After China, people in Europe were among the first to feel the far reaching impacts of Covid-19. And as governments introduced their own quarantine and social distancing rules, it soon became apparent that surfing was off limits.
As this experience is a template that many other countries around the world will likely soon follow, we'd thought we'd check in on the current situation.
Italy, the nation hardest hit by the pandemic, was the first to introduce the measures. On March 9 the government imposed a national quarantine, restricting the movement of the population except for necessity, work, and health circumstances.
"I live 100 metres from the sea and of course I want to go swimming and surfing, but I can't even go for a walk," Italian surfer Robert D'Amico told the WSL. "There is financial penalties and even jail terms for breaking the isolation rules.
"Right now we just have to forget about surfing, or whatever your passion is and think about being healthy. We have to do what ever it takes to get back to our normal way of life. The waves will always be there."
The quarantine rules were originally set in place for three weeks, up till April 3, but this is likely to be extended. The government has the right to keep the lockdown -- in full or in part -- until the existing state of medical emergency expires on July 31.
Spain, the next country hardest hit, followed the same route as Italy. They have recently declared that same strict measured already in place will be extended until April 12. The Basque country has been a hotspot of Covid-19 and surfers have been unable to enter the water. That meant that last wee,k pumping Mundaka wasn't surfed for the first time since the early 1970s.
"On hold until next call," posted Aritz Aranburu, with some gallows humour. Aritz along with Basque legends like Naxto Gonzales and Kepa Acero have all been vocal in campaigning under the #stayathome hashtag.
In France, the new quarantine laws were introduced on March 15 and have recently been extended until April 15. The first few days coincided with an epic run of swell and initially some surfers were, if we are being generous, unsure whether surfing contradicted the rules.
Heavy fines handed out by the Gendarmes at the Hossegor carparks soon clarified that. Recent reports from Hossegor say the police have now been using drones and riding electric bikes on the beach to stop surfers entering the water.
With no surf, surfers have been forced to come up with inventive ways to train and stay sane. Jorgann Couzinet though may have found the most novel way to do both, and exercise his dog as well.

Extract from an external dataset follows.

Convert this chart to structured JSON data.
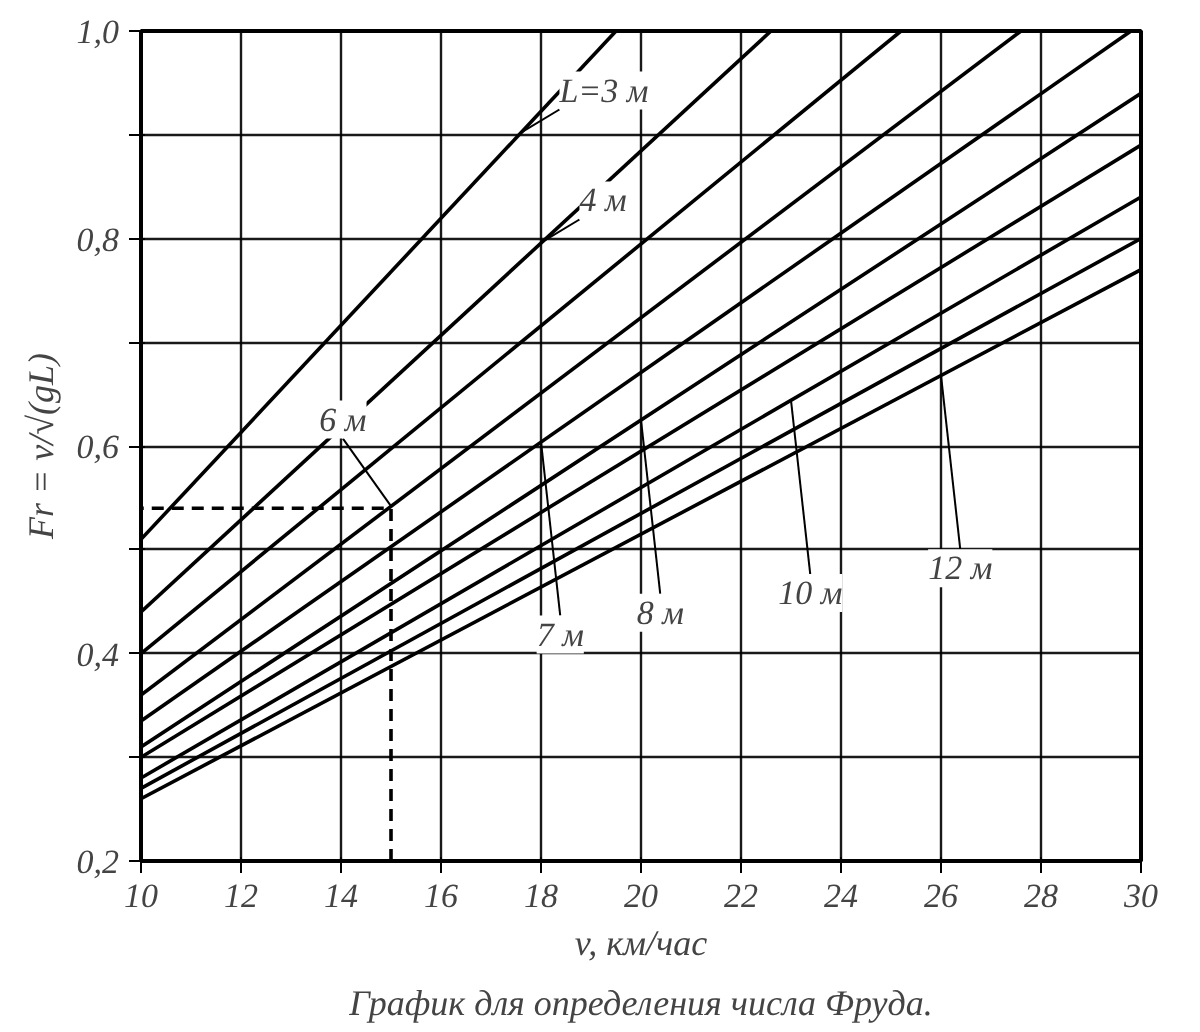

Portugal declared a state of emergency, with similar measures as France, Spain and Italy, on March 15 for two weeks ending on April 2. However it is assumed that will be extended this week. Again, with a good run of swell last week, epic waves at Coxos, Supertubos and Nazare have all been left unridden.
For Portuguese surfers like Nic Von Rupp, the enforced isolation has been a time to reflect. "The most valuable thing in life is freedom," he posted. "Good to sit back, take a breath and think on how we have always taken things for granted. Life, Love, freedom isn't a guarantee. Enjoy every step, every laugh, soak it all in while we can."
As surfers all over the world either endure a lockdown, or prepare for one, they are wise words. We are living through unprecedented times. One thing we know is that the waves will keep coming.